472 participants (1385 images) were evaluable. Of these, 36% were female, median age was 34 years, and 94% had HIV; 332 had KS, and 140 had no KS by histopathology. In the test set, the AI-derived prediction model achieved 89% sensitivity (85%-94%) and 51% specificity (40%-61%) for diagnosing KS; positive predictive value was 81% (75%-86%) and negative predictive value was 67% (55%-78%). A dermatologist evaluating the same images, with emphasis on sensitivity, achieved sensitivity of 93% (89%-96%) and specificity of 19% (11%-28%).
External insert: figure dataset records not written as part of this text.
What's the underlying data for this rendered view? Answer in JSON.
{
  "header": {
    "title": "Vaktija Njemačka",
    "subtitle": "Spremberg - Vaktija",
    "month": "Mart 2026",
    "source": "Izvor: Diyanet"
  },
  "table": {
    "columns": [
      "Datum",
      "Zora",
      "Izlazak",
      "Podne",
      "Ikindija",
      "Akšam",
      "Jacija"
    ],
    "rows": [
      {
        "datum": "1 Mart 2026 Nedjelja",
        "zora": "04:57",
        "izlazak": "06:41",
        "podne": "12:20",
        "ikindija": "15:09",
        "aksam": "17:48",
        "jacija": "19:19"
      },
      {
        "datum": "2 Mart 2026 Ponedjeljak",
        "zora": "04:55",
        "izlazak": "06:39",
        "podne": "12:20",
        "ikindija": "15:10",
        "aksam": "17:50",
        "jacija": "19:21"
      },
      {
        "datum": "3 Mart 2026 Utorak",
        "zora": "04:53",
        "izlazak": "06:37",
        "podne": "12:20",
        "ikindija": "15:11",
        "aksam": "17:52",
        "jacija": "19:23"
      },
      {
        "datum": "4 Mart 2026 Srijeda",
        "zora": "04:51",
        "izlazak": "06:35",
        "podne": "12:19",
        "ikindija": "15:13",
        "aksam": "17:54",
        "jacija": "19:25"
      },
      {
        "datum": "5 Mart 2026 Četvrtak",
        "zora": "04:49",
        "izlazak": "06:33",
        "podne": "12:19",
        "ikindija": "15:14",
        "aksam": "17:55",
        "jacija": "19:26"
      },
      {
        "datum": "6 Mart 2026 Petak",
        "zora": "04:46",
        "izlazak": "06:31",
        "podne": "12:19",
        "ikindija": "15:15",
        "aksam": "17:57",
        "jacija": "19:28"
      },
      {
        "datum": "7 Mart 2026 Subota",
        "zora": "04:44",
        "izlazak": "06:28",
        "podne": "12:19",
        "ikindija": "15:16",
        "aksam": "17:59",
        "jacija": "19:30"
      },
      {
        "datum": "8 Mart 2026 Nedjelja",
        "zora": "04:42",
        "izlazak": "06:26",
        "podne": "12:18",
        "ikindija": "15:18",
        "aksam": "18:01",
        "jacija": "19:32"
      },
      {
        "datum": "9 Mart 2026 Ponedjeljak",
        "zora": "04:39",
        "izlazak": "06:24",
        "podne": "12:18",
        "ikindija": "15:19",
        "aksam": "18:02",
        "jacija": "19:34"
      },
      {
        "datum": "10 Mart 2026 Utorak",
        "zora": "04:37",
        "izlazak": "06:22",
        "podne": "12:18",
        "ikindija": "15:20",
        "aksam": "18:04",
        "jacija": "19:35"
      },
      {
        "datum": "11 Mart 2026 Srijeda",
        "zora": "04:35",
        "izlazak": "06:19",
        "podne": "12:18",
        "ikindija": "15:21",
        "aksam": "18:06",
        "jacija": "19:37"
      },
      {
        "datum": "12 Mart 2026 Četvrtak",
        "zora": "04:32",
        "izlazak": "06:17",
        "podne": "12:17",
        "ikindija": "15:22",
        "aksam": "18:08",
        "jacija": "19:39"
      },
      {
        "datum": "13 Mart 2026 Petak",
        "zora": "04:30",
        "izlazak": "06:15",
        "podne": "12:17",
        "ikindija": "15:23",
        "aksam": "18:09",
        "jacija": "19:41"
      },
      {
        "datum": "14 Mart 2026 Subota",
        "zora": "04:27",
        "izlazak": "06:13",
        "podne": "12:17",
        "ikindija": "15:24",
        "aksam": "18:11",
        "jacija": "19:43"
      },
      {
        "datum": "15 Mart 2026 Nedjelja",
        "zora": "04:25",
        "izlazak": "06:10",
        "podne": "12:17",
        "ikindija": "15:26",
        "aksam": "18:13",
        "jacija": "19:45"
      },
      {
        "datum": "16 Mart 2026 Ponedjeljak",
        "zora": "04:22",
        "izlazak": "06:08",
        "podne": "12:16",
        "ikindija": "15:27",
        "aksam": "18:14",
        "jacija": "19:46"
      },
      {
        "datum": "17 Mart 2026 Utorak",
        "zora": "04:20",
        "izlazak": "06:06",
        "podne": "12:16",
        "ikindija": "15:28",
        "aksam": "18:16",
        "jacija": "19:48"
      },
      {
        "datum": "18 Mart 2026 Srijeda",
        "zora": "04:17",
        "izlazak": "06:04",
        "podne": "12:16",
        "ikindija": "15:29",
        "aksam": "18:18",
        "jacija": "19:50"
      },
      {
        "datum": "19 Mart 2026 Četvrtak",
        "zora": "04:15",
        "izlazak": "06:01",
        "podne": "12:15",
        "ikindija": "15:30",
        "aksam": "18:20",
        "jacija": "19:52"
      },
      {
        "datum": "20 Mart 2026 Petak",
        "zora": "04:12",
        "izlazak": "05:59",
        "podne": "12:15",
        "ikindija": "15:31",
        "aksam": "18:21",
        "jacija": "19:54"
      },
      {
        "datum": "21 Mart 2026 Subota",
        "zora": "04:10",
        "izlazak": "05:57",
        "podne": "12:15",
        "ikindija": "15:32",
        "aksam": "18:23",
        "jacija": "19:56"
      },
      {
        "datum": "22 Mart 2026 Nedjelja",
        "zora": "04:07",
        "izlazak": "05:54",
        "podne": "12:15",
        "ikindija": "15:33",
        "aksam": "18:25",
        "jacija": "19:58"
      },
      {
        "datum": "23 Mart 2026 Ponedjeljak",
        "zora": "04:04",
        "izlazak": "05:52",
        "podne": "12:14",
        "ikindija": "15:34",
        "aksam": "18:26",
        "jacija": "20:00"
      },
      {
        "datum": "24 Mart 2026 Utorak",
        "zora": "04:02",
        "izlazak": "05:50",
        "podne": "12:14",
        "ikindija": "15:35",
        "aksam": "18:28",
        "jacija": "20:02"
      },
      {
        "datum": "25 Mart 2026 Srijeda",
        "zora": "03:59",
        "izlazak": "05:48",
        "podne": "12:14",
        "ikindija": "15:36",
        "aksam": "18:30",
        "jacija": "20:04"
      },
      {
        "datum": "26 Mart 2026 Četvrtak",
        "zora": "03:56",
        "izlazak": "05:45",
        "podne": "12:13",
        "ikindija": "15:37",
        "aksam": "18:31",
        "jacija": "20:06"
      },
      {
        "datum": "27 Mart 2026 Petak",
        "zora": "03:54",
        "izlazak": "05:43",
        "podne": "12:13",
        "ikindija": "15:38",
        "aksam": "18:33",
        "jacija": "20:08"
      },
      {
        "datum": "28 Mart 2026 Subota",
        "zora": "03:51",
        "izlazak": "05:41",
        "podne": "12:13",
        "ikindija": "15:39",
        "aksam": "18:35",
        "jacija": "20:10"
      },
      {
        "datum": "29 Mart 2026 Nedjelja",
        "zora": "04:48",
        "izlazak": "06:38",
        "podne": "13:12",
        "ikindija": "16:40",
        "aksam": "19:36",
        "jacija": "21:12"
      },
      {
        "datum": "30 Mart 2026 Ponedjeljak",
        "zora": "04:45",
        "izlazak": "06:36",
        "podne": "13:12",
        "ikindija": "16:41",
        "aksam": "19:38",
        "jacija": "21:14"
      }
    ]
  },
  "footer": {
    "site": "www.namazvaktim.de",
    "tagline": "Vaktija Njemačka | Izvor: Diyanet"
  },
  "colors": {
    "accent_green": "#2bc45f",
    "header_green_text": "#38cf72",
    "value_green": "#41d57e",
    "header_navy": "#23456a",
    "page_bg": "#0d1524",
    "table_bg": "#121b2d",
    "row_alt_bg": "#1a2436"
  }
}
Among dark-skinned patients in Uganda with skin lesions suspicious for KS, evaluation of digital surface images by an AI-based prediction model produced moderate accuracy for diagnosing KS. While currently inadequate for clinical use, this inaugural assessment is sufficiently promising to justify evaluation of larger datasets and evolving technologies to determine if accuracy can be improved.
Can an artificial intelligence (AI)-based prediction model be developed from digital images to accurately distinguish Kaposi sarcoma (KS) from non-KS in dark-skinned patients? Evaluation of digital images of skin lesions from patients in Uganda by an AI-based prediction model produced moderate accuracy for diagnosing KS. In sub-Saharan Africa, where incidence and mortality from KS is high and delayed diagnosis is common due to limited specialized personnel and technical supplies, AI-based prediction models built on digital images taken of suspicious lesions may someday hasten KS diagnoses.
诊断时处于晚期疾病状态并导致高死亡率,是撒哈拉以南非洲地区与艾滋病毒相关的卡波西肉瘤(KS)最紧迫的问题之一。该地区缺乏熟练的临床人员和组织病理学技术,导致诊断延迟和诊断时处于晚期阶段。因此,需要新的KS诊断模式。
评估基于人工智能(AI)对皮肤病变数字表面图像的解读在乌干达深色皮肤患者中诊断KS的准确性。
对因临床怀疑KS而转诊至乌干达皮肤活检服务机构的连续参与者进行横断面研究。使用数码相机拍摄病变,并进行钻孔活检。组织病理学解读被视为金标准。使用训练集(约70%的图像)和验证集(约10%的图像),我们使用基于规则的YOLO(You Only Look Once)版本5和8目标检测分类器组合开发了一个预测模型。
免费皮肤活检服务。
由于临床怀疑KS,对482名个体的连续样本进行了评估。
基于AI的预测模型在测试集(约20%的图像)中的敏感性、特异性、阳性和阴性预测值(以及伴随的95%置信区间)。还描述了皮肤科医生对图像的视觉解读的准确性。
472名参与者(1385张图像)可进行评估。其中,36%为女性,中位年龄为34岁,94%感染了艾滋病毒;332人患有KS,140人经组织病理学检查未患KS。在测试集中,基于AI的预测模型诊断KS的敏感性为89%(85%-94%),特异性为51%(40%-61%);阳性预测值为81%(75%-86%),阴性预测值为67%(55%-78%)。一名皮肤科医生评估相同图像,重点关注敏感性,敏感性为93%(89%-96%),特异性为19%(11%-28%)。
在乌干达有可疑KS皮肤病变的深色皮肤患者中,基于AI的预测模型对数字表面图像的评估在诊断KS方面具有中等准确性。虽然目前不足以用于临床,但这项初步评估很有前景,足以证明对更大数据集和不断发展的技术进行评估是合理的,以确定准确性是否可以提高。
能否从数字图像开发基于人工智能(AI)的预测模型,以准确区分深色皮肤患者的卡波西肉瘤(KS)和非KS?基于AI的预测模型对乌干达患者皮肤病变数字图像的评估在诊断KS方面具有中等准确性。在撒哈拉以南非洲,KS的发病率和死亡率很高,由于专业人员和技术供应有限,诊断延迟很常见,基于可疑病变数字图像构建的基于AI的预测模型可能有一天会加快KS的诊断。